Jones never again found the kind of attention he enjoyed during that brief window in 1982. Instead, he soldiered on. His painting style hasn’t changed much, but his paintings bear the evidence of his dedication to the work, a deepening of sensitivity and sophistication. He sells work through galleries in Dallas, Fort Worth, and Santa Fe, some years barely scraping together enough to make a living.

“In some ways, the fact that I’m still doing this at this age means some sort of success, just in terms of longevity,” he says. “Not in terms of being well-known and well-thought-of or any of those things. But it sometimes amazes me that I’ve been able to do what it is I want to do for so long.”

As with his flirtation with fame in the 1980s, Jones’ medical crisis nearly ended his career. Without the help of his young studio assistant, he couldn’t conjure the mental and physical energy required to produce artwork.
 
“Being around Bret, I’ve gotten in touch with some of my youth,” he says. “He’s made me challenge myself and look at my own work and ask myself, ‘What do I want to do?’ Just focus a little harder. And it’s funny because it’s all backwards. I’m at a time where I hardly have any energy.”
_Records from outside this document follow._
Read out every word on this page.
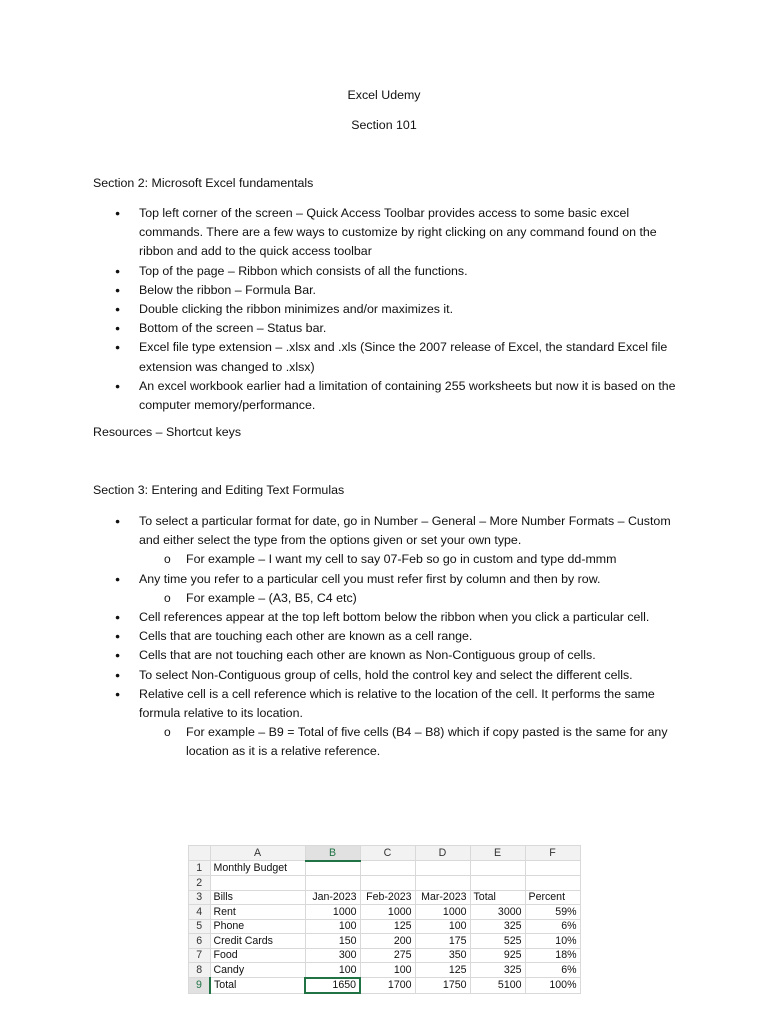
Excel Udemy
Section 101
Section 2: Microsoft Excel fundamentals
● Top left corner of the screen – Quick Access Toolbar provides access to some basic excel commands. There are a few ways to customize by right clicking on any command found on the ribbon and add to the quick access toolbar
● Top of the page – Ribbon which consists of all the functions.
● Below the ribbon – Formula Bar.
● Double clicking the ribbon minimizes and/or maximizes it.
● Bottom of the screen – Status bar.
● Excel file type extension – .xlsx and .xls (Since the 2007 release of Excel, the standard Excel file extension was changed to .xlsx)
● An excel workbook earlier had a limitation of containing 255 worksheets but now it is based on the computer memory/performance.
Resources – Shortcut keys
Section 3: Entering and Editing Text Formulas
● To select a particular format for date, go in Number – General – More Number Formats – Custom and either select the type from the options given or set your own type.
o For example – I want my cell to say 07-Feb so go in custom and type dd-mmm
● Any time you refer to a particular cell you must refer first by column and then by row.
o For example – (A3, B5, C4 etc)
● Cell references appear at the top left bottom below the ribbon when you click a particular cell.
● Cells that are touching each other are known as a cell range.
● Cells that are not touching each other are known as Non-Contiguous group of cells.
● To select Non-Contiguous group of cells, hold the control key and select the different cells.
● Relative cell is a cell reference which is relative to the location of the cell. It performs the same formula relative to its location.
o For example – B9 = Total of five cells (B4 – B8) which if copy pasted is the same for any location as it is a relative reference.
	A	B	C	D	E	F
1	Monthly Budget					
2						
3	Bills	Jan-2023	Feb-2023	Mar-2023	Total	Percent
4	Rent	1000	1000	1000	3000	59%
5	Phone	100	125	100	325	6%
6	Credit Cards	150	200	175	525	10%
7	Food	300	275	350	925	18%
8	Candy	100	100	125	325	6%
9	Total	1650	1700	1750	5100	100%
Jones won’t live long if he doesn’t get a new lung. His name sits near the top of a list for transplants. He can’t leave Dallas. His phone could ring at any moment, and when it does, Jones will rush out the door to the hospital for the surgery that will extend his life—though there is also always the possibility that the surgery could end it.

While he waits for that call, his energetic young friend scurries about, sanding canvases, emptying the trash, doing his part to keep things going.


Right now the biggest decision in Bret Slater’s career is managing his price point. Because he is such a young artist, his paintings have been relatively inexpensive, which has helped fuel demand. But now there is pressure to raise prices. Robertello, the Chicago gallerist, says he has been impressed with the young artist’s savvy throughout the process.

“Bret is really good at managing his own career,” Robertello says. “He keeps really good communications with all three galleries. We meet to pace his price structure, and Bret leads all of that. I’ve never met anyone who is more ready for it. He is very comfortable being at the center of attention.”

He might venture into larger-format work, and there has been talk of moving back to New York. But for now, Dallas has suited Slater. He’s singing for a band called Drain You. He keeps his day job at the Dallas Museum of Art, working just down the hall from where museum administrators met to formally acquire his painting in October. Another acquisition is expected soon from the Indianapolis Museum of Art.

But for Slater, making art is no longer just about getting acquired by a big-name museum, scoring a significant commission, or getting profiled by an art magazine.

“I always said I wanted to be a rock star,” Slater says, taking a drag from a cigarette and reaching for an ashtray, revealing his newest tattoo, a cartoonish reproduction of an Otis Jones painting on his forearm. “Something about my nature, maybe that has been the goal subconsciously. I think of it as six years of contemplating and brooding about how I can make it happen. But now it is not just how can I make my name big, but how can I do something of real substance?”